V. UN RENFORCEMENT DES EXPERTISES PUBLIQUE ET PRIVÉE

• Assurer la diffusion la plus large possible d'un guide pratique sur l'évitement et la réduction, établi à partir de retours d'expériences sur des projets de toute taille, et permettant d'apprécier les points forts et les points faibles des mesures mises en oeuvre ainsi que les coûts qui leur sont associés.

• Assurer progressivement, en concertation avec les acteurs, la montée en qualification des bureaux d'études, sur la base de méthodes partagées de réalisation des inventaires initiaux et de définition des mesures de compensation.

• Renforcer, sous la responsabilité de l'AFB, la formation des administrations chargées d'instruire et de suivre la mise en oeuvre de la séquence ERC.


• Améliorer la qualité des inventaires initiaux par une harmonisation des méthodes applicables.

VI. UNE MEILLEURE INTÉGRATION DU MONDE AGRICOLE À LA COMPENSATION

• Assurer une participation du monde agricole à toutes les étapes de définition et de mise en oeuvre des mesures d'évitement, de réduction et de compensation, notamment par un dialogue renforcé avec les chambres d'agriculture et les sociétés d'aménagement foncier et d'établissement rural.

• Réduire l'empreinte de la compensation écologique sur le foncier agricole par l'évitement et la réduction, par une approche fonctionnelle de la compensation et par une localisation des mesures plus favorable à l'économie agricole (friches, délaissés, terres peu productives).

• Harmoniser les barèmes de rémunération des agriculteurs engagés dans la mise en oeuvre de mesures compensatoires.

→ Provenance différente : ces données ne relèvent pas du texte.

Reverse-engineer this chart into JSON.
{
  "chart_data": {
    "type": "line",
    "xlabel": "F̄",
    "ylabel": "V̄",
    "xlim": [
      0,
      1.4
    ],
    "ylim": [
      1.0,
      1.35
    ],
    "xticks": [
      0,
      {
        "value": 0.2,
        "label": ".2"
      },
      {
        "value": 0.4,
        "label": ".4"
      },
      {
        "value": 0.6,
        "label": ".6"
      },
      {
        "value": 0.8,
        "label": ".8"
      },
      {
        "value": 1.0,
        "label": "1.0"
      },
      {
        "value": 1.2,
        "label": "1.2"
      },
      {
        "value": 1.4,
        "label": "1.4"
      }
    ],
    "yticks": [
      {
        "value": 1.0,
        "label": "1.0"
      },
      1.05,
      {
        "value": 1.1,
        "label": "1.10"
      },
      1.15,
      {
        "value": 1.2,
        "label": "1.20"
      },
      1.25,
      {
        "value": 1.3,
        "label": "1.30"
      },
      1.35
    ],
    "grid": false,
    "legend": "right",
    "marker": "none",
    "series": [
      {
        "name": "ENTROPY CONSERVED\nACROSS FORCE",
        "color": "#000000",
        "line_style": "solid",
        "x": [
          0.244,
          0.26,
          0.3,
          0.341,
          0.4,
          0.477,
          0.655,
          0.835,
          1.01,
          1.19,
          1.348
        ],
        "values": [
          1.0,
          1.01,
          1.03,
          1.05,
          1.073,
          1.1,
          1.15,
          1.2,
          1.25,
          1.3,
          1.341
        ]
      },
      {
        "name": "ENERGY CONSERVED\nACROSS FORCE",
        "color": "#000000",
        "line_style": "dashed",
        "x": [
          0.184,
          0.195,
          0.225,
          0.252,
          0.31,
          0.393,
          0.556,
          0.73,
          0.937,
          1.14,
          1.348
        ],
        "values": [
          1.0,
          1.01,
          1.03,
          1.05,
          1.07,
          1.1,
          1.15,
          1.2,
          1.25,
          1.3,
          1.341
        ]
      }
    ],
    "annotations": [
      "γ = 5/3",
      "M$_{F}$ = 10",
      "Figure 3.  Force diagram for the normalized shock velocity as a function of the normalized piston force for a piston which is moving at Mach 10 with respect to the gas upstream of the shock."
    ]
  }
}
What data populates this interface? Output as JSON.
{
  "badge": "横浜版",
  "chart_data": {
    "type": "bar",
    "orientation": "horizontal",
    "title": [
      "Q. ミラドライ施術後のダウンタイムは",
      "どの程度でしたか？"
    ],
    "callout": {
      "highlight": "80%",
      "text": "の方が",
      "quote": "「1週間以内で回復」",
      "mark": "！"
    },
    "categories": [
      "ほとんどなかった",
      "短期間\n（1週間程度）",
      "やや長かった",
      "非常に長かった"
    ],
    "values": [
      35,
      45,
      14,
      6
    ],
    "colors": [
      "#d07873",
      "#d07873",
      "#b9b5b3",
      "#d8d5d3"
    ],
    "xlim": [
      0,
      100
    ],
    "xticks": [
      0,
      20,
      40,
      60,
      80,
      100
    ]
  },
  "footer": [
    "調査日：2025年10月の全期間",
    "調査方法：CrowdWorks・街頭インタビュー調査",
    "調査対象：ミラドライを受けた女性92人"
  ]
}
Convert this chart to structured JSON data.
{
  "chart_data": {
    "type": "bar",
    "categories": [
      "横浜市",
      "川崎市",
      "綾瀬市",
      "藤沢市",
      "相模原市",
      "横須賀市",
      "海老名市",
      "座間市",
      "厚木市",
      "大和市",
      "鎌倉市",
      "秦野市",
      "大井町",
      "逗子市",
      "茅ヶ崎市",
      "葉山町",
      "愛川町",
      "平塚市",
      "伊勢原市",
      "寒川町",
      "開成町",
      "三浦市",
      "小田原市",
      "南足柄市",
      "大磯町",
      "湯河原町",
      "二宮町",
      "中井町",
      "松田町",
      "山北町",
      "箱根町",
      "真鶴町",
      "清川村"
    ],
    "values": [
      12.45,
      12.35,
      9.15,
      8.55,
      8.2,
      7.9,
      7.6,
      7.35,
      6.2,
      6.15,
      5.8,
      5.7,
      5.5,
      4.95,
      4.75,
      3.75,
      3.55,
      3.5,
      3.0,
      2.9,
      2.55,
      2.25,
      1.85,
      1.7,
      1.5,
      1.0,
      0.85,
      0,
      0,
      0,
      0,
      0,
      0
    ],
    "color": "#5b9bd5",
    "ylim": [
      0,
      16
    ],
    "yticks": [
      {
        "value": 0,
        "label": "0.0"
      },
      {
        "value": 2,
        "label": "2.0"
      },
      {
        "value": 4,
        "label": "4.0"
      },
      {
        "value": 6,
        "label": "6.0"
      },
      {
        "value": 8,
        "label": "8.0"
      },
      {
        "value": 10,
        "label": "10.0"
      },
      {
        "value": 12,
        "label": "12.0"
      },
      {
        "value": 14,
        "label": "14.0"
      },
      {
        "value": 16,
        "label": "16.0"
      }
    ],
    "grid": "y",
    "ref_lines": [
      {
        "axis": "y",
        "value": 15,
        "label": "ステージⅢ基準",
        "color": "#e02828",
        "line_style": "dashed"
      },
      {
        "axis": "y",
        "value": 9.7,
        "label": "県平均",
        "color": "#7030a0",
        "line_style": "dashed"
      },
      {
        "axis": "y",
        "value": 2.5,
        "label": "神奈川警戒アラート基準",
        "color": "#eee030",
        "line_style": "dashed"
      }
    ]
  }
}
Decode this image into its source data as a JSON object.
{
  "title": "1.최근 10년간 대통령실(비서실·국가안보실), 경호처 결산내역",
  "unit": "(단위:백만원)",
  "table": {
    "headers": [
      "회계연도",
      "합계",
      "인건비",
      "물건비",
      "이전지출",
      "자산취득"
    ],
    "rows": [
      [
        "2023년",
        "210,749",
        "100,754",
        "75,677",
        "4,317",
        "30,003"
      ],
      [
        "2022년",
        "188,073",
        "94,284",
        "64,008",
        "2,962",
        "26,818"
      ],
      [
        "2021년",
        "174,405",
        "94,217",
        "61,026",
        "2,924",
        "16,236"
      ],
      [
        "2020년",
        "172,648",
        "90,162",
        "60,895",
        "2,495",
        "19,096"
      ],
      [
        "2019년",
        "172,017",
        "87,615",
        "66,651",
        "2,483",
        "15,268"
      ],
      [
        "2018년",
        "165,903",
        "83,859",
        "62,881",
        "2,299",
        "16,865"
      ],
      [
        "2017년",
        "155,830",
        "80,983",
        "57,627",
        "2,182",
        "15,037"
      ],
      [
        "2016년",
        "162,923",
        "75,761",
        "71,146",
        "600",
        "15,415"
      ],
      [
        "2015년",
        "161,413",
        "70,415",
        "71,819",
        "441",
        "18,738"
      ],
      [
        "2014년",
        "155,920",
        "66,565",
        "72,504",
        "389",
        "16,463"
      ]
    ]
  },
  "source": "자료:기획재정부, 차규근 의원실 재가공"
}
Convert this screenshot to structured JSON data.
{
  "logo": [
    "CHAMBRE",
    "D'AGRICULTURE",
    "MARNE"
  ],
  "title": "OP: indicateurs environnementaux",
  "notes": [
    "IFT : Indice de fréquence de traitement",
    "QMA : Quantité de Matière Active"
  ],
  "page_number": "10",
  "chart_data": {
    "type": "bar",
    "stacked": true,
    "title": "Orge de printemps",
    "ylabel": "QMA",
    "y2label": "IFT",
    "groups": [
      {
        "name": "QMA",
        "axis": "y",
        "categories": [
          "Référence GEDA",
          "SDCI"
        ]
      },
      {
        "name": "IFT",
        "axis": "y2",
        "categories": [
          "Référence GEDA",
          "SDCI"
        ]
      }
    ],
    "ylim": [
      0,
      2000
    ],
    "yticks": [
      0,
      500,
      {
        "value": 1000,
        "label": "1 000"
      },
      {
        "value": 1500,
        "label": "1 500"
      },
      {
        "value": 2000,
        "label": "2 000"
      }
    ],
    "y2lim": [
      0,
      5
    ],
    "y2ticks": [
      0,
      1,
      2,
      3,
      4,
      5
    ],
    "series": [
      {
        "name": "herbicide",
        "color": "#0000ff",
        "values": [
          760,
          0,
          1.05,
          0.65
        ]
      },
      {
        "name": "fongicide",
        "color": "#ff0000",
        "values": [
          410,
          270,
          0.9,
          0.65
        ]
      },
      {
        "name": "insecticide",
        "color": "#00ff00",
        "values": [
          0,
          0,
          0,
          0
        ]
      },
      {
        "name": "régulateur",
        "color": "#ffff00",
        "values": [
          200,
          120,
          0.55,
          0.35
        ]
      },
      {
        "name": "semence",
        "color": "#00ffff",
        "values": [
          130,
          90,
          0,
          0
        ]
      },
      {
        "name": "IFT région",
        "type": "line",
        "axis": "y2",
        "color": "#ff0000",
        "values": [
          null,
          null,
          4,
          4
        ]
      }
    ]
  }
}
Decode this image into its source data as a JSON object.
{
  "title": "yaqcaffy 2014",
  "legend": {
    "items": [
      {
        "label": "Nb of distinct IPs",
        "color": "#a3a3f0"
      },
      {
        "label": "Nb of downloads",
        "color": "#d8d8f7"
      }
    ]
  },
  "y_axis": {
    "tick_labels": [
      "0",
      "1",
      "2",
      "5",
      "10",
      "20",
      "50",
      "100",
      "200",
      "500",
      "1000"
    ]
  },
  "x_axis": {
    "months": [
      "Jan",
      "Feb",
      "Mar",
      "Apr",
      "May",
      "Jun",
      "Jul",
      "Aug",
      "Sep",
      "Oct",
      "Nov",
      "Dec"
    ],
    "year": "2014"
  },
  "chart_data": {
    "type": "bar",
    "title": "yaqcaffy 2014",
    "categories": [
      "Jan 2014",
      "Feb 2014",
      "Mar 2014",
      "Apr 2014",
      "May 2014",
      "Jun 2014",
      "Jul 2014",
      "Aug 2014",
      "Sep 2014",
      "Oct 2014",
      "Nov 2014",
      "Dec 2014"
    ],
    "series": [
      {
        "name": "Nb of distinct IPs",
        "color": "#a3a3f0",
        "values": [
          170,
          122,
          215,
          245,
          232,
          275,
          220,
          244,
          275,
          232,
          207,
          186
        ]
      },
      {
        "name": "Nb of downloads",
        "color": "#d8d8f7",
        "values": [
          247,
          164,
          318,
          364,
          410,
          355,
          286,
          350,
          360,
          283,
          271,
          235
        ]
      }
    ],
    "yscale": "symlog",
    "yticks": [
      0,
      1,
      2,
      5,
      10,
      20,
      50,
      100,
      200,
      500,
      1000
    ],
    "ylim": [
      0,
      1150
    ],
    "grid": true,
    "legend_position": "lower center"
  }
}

• Proposer des solutions conventionnelles pérennes et attractives, respectant les spécificités de l'activité agricole, en particulier le statut du fermage.

VII. LA CRÉATION DU CONSENSUS AUTOUR DE L'EXPERTISE SCIENTIFIQUE

• Encourager une prise de contact, facultative, avec le Conseil national de la protection de la nature (CNPN) à l'initiative du maître d'ouvrage en amont de l'étude d'impact.

• Évaluer l'opportunité de généraliser un avis du CNPN sur l'étude d'impact et de contraindre les maîtres d'ouvrage à faire porter leurs observations en réponse dans leur dossier d'enquête publique.

• Inclure obligatoirement, dans les dossiers d'enquête publique, les observations en réponse, de la part du maître d'ouvrage, sur les griefs éventuellement soulevés par l'avis de l'Autorité environnementale.

• Expliciter systématiquement, au sein des arrêtés prescrivant des mesures de compensation, les raisons qui, le cas échéant, conduisent le détenteur du pouvoir réglementaire à ne pas suivre les orientations ou prescriptions des avis scientifiques préalables obligatoires ou des avis scientifiques complémentaires.

VIII. UNE TRANSPARENCE DES COÛTS DE LA SÉQUENCE ERC

• Élaborer une base de données indicative et nationale sur les coûts de mise en oeuvre de la compensation.

• Prolonger et développer les études existantes sur les budgets alloués par les maîtres d'ouvrage à la séquence ERC.

• Identifier les postes budgétaires relatifs à la compensation.

• Établir la transparence systématique de ces budgets par le biais d'une publication annuelle et d'un suivi par l'autorité en charge du contrôle des mesures de compensation.

IX. UNE AMÉLIORATION DU SUIVI DANS LE TEMPS DES MESURES DE COMPENSATION

• Prévoir au sein des arrêtés prescrivant la compensation le détail dans le temps des objectifs de résultat à atteindre et non pas les seuls moyens à mettre en oeuvre.

• Harmoniser les méthodes de suivi.

• Tendre à développer les moyens humains et la formation des agents en charge du suivi afin de rendre effectifs la nouvelle obligation de résultat, le pouvoir de définir des prescriptions complémentaires si les mesures de compensation sont inopérantes et, le cas échéant, les sanctions prévues si les mesures ne sont pas mises en oeuvre.

• Développer l'organisation du suivi à une échelle territoriale cohérente autour de l'AFB au travers, le cas échéant, des agences régionales de la biodiversité.

• Indiquer précisément la localisation des zones accueillant des mesures de compensation dans les différents documents d'urbanisme afin de garantir une bonne information au niveau local.